Q1.The demand for inferior goods decreases with ________ in the consumer’s income.
(a) Increase
(b) Decrease
(c) Constant
(d) Double
(e) None of these
Q2.Goods for which the quantity that a consumer chooses, increases as the consumer’s income increases and decreases as the income decreases are called?
(a) Inferior goods
(b) Normal goods
(c) Complementary goods
(d) Substitute goods
(e) None of these
Q3.The _________ balance is equal to capital flows from the rest of the world, minus capital flows to the rest of the world.
(a) Current Account
(b) Savings Account
(c) Capital Account
(d) Asset Account
(e) None of these
Q4. Balance of Trade is the difference between
(a) Country’s Income and Expense
(b) Country’s Exports and Import
(c) Country’s Tax Revenue and Expense
(d) Country’s capital inflow and outflow
(e) None of these
Q5. Micro economics deals with –
(a) the circular flow of income
(b) the decision making of a single economic variable like demand
(c) understanding unemployment
(d) economic growth
(e) None of these
Q6. __________________is a good whose quantity demanded decreases when consumer income rises.
(a) Veblen good
(b) Normal good
(c) Exclusive good
(d) Inferior good
(e) None of these
Q7. In economic equilibrium _____
(a) supply is equal to the demand.
(b) the surplus is larger than the shortage.
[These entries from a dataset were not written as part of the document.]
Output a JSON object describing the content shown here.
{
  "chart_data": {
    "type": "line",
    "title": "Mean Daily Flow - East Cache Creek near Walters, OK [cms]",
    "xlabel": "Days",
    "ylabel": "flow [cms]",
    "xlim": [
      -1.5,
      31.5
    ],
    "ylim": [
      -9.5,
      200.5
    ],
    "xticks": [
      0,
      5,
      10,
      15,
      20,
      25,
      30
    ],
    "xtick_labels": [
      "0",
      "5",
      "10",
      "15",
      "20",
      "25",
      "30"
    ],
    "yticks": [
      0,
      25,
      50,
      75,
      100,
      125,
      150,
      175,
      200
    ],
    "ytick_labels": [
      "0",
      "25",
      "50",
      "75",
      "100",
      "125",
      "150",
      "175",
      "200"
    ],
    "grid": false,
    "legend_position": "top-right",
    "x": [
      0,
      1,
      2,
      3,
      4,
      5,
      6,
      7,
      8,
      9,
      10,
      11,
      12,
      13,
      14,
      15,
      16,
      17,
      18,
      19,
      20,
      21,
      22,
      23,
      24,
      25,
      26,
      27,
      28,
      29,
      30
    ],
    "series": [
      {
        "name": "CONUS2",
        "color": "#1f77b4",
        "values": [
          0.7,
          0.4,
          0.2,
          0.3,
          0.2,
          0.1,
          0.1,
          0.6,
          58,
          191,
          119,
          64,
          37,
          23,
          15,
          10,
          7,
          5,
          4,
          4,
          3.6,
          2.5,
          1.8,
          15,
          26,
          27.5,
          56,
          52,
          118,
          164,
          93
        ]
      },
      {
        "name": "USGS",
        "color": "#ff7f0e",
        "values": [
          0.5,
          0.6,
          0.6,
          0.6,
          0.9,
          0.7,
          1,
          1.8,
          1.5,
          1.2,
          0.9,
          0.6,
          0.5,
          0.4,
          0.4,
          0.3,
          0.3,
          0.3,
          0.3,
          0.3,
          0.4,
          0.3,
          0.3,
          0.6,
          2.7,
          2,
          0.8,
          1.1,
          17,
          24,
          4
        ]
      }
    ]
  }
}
(c) elasticity of demand equals elasticity of supply
(d) price elasticity of demand is unity
(e) None of these
Q8. The _________ of a firm is a relationship between inputs used and output produced by the firm.
(a) Marginal product
(b) Production function
(c) Total product
(d) Average product
(e) None of these
Q9.___________ is the set of all possible combinations of the two inputs that yield the same maximum possible level of output.
(a) The Short Run
(b) The Long Run
(c) Isoquant
(d) Average product
(e) None of these
Q10.The __________ exchange rate is the price of one unit of foreign currency in terms of domestic currency.
(a) Artificial
(b) Nominal
(c) Fixed
(d) Real
(e) None of these
Solutions
S1.Ans.(a)
Sol. In economics, an inferior good is a good whose quantity demanded decreases when consumer income rises.
S2.Ans.(b)
Sol. In economics, normal goods are any goods for which demand increases when income increases, and falls when income decreases but price remains constant, i.e. with a positive income elasticity of demand.
S3. Ans.(c)
Sol.The Capital Account balance is equal to capital flows from the rest of the world, minus capital flows to the rest of the world.
S4. Ans.(b)
Sol.The balance of trade (BOT) is the difference between a country’s imports and its exports for a given time period. The balance of trade is the largest component of the country’s balance of payments (BOP).
S5. Ans.(b)
Sol.Micro economics deals with the decision making of a single economic variable like demand.
S6. Ans.(d)
Sol.An inferior good is a good whose quantity demanded decreases when consumer income rises unlike normal goods, for which the opposite is observed. Normal goods are those for which consumers demand increases when their income increases.
S7. Ans.(a)
Sol.In economic equilibrium, supply is equal to the demand.
S8.Ans.(b)
Sol. In economics, a production function relates physical output of a production process to physical inputs or factors of production in a firm.
S9.Ans.(c)
Sol. An isoquant is a contour line drawn through the set of points at which the same quantity of output is produced while changing the quantities of two or more inputs. In other words, Isoquant is the set of all possible combinations of the two inputs that yield the same maximum possible level of output.
S10. Ans.(b)
Sol.The nominal exchange rate is defined as the number of units of the domestic currency that can purchase a unit of a given foreign currency and vice versa.